The National Health Law Program and The AIDS Institute have set up a portal for public comments. If the NBPP rule goes down allowing copay accumulator adjustment programs, advocates say Congress will need to intervene and stop it, though they’re resigned to any effort being stopped in the Republican-controlled Senate.
Rolling Back Discrimination Protections
Also last year, the administration proposed eliminating key protections of the Affordable Care Act’s (ACA) nondiscrimination provision, Section 1557. The ACA prevents insurers from excluding people with pre-existing conditions, or making it harder for them to get insurance. Section 1557 prohibits discrimination on the basis of race, color, national origin, sex, age, or disability in certain health programs or activities.
The proposed rule would eliminate certain provisions in 1557, including the requirement that covered entities publish nondiscrimination notices and include “taglines” in foreign languages on all significant publications. HHS claims eliminating the tagline requirement would save the health care industry billions in unnecessary regulatory costs.

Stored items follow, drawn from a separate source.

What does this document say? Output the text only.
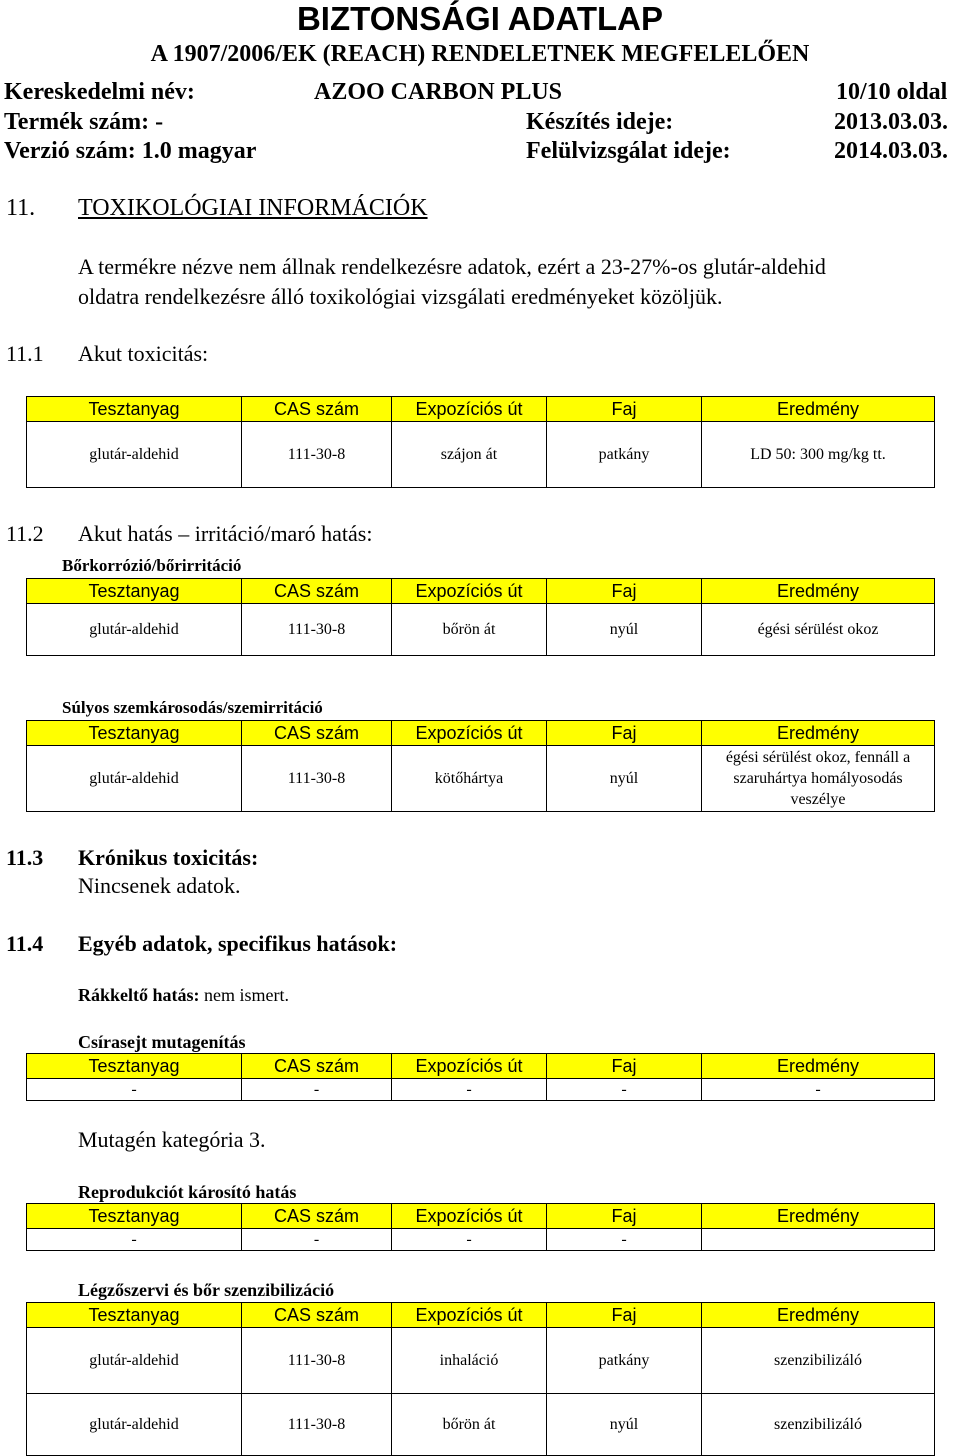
BIZTONSÁGI ADATLAP
A 1907/2006/EK (REACH) RENDELETNEK MEGFELELŐEN
Kereskedelmi név:	AZOO CARBON PLUS	10/10 oldal
Termék szám: -	Készítés ideje:	2013.03.03.
Verzió szám: 1.0 magyar	Felülvizsgálat ideje:	2014.03.03.
11. TOXIKOLÓGIAI INFORMÁCIÓK
A termékre nézve nem állnak rendelkezésre adatok, ezért a 23-27%-os glutár-aldehid
oldatra rendelkezésre álló toxikológiai vizsgálati eredményeket közöljük.
11.1 Akut toxicitás:
Tesztanyag	CAS szám	Expozíciós út	Faj	Eredmény
glutár-aldehid	111-30-8	szájon át	patkány	LD 50: 300 mg/kg tt.
11.2 Akut hatás – irritáció/maró hatás:
Bőrkorrózió/bőrirritáció
Tesztanyag	CAS szám	Expozíciós út	Faj	Eredmény
glutár-aldehid	111-30-8	bőrön át	nyúl	égési sérülést okoz
Súlyos szemkárosodás/szemirritáció
Tesztanyag	CAS szám	Expozíciós út	Faj	Eredmény
glutár-aldehid	111-30-8	kötőhártya	nyúl	égési sérülést okoz, fennáll a szaruhártya homályosodás veszélye
11.3 Krónikus toxicitás:
Nincsenek adatok.
11.4 Egyéb adatok, specifikus hatások:
Rákkeltő hatás: nem ismert.
Csírasejt mutagenítás
Tesztanyag	CAS szám	Expozíciós út	Faj	Eredmény
-	-	-	-	-
Mutagén kategória 3.
Reprodukciót károsító hatás
Tesztanyag	CAS szám	Expozíciós út	Faj	Eredmény
-	-	-	-	
Légzőszervi és bőr szenzibilizáció
Tesztanyag	CAS szám	Expozíciós út	Faj	Eredmény
glutár-aldehid	111-30-8	inhaláció	patkány	szenzibilizáló
glutár-aldehid	111-30-8	bőrön át	nyúl	szenzibilizáló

According to Michael Shankle, people with HIV, even if they’re asymptomatic and undetectable, should qualify as a protected class, and 1557 was one of the ACA provisions that kept insurance companies from doing a run around the ACA. “The new proposal, which not only ends notifying people of their rights, would let insurers do what Florida did, with no mechanisms for individuals to challenge violations,” he said.

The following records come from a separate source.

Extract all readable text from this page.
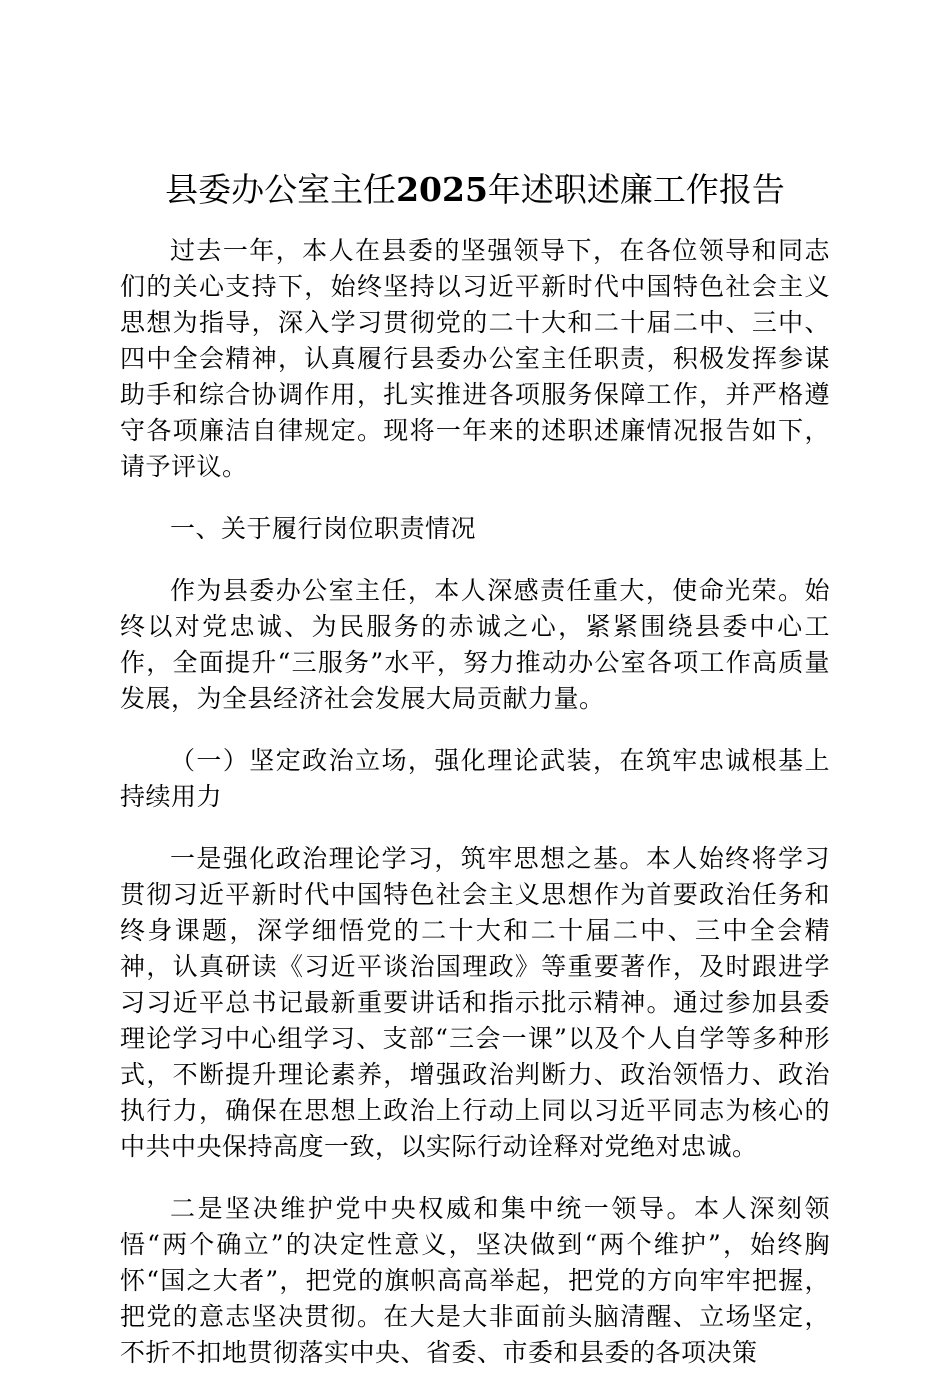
县委办公室主任2025年述职述廉工作报告

过去一年，本人在县委的坚强领导下，在各位领导和同志们的关心支持下，始终坚持以习近平新时代中国特色社会主义思想为指导，深入学习贯彻党的二十大和二十届二中、三中、四中全会精神，认真履行县委办公室主任职责，积极发挥参谋助手和综合协调作用，扎实推进各项服务保障工作，并严格遵守各项廉洁自律规定。现将一年来的述职述廉情况报告如下，请予评议。

一、关于履行岗位职责情况

作为县委办公室主任，本人深感责任重大，使命光荣。始终以对党忠诚、为民服务的赤诚之心，紧紧围绕县委中心工作，全面提升“三服务”水平，努力推动办公室各项工作高质量发展，为全县经济社会发展大局贡献力量。

（一）坚定政治立场，强化理论武装，在筑牢忠诚根基上持续用力

一是强化政治理论学习，筑牢思想之基。本人始终将学习贯彻习近平新时代中国特色社会主义思想作为首要政治任务和终身课题，深学细悟党的二十大和二十届二中、三中全会精神，认真研读《习近平谈治国理政》等重要著作，及时跟进学习习近平总书记最新重要讲话和指示批示精神。通过参加县委理论学习中心组学习、支部“三会一课”以及个人自学等多种形式，不断提升理论素养，增强政治判断力、政治领悟力、政治执行力，确保在思想上政治上行动上同以习近平同志为核心的中共中央保持高度一致，以实际行动诠释对党绝对忠诚。

二是坚决维护党中央权威和集中统一领导。本人深刻领悟“两个确立”的决定性意义，坚决做到“两个维护”，始终胸怀“国之大者”，把党的旗帜高高举起，把党的方向牢牢把握，把党的意志坚决贯彻。在大是大非面前头脑清醒、立场坚定，不折不扣地贯彻落实中央、省委、市委和县委的各项决策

Against the spirit and the letter of the ACA, Florida insurers—CoventryOne, Cigna, Humana, and Preferred Medical—had been requiring customers with HIV to pay higher out-of-pocket costs for their medications, including generics. After The AIDS Institute and the National Health Law Program filed a complaint with HHS’s Office for Civil Rights in 2014, the companies revised their policies.

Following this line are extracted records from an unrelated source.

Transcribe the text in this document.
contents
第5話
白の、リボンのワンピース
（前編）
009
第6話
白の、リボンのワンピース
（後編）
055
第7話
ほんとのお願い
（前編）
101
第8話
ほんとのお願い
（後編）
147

Klein said revising 1557 or any antidiscrimination language in the ACA opens the door to “indirect and insidious discrimination.”
“In Florida, they were trying to manipulate benefit designs to discourage people with HIV from selecting those plans,” she said. “We need to prevent [the administration] from allowing new hoops for patients, like letting insurers put drugs for certain disorders on a higher tier when there’s no generic equivalent.”
“Cost Containment” Could Also Affect Prices
Shankle said that HIV advocates need to keep an eye on other administration proposals that could hurt people with HIV, and he pointed to a new CMS project called, “Healthy Adult Opportunity,” which allows states to conduct pilot projects on how cost-containment measures might impact people on Medicaid. Spoiler alert: Shankle says, “Cost containment by limiting payout under Medicaid will hurt the poorest Americans.”
Klein said the health advocacy community needs to be vigilant about any administration proposals that would, directly or indirectly, hurt people with HIV. “The administration says they want to lower drug prices and says they want an end to HIV, but their policies could have the opposite effect,” she said.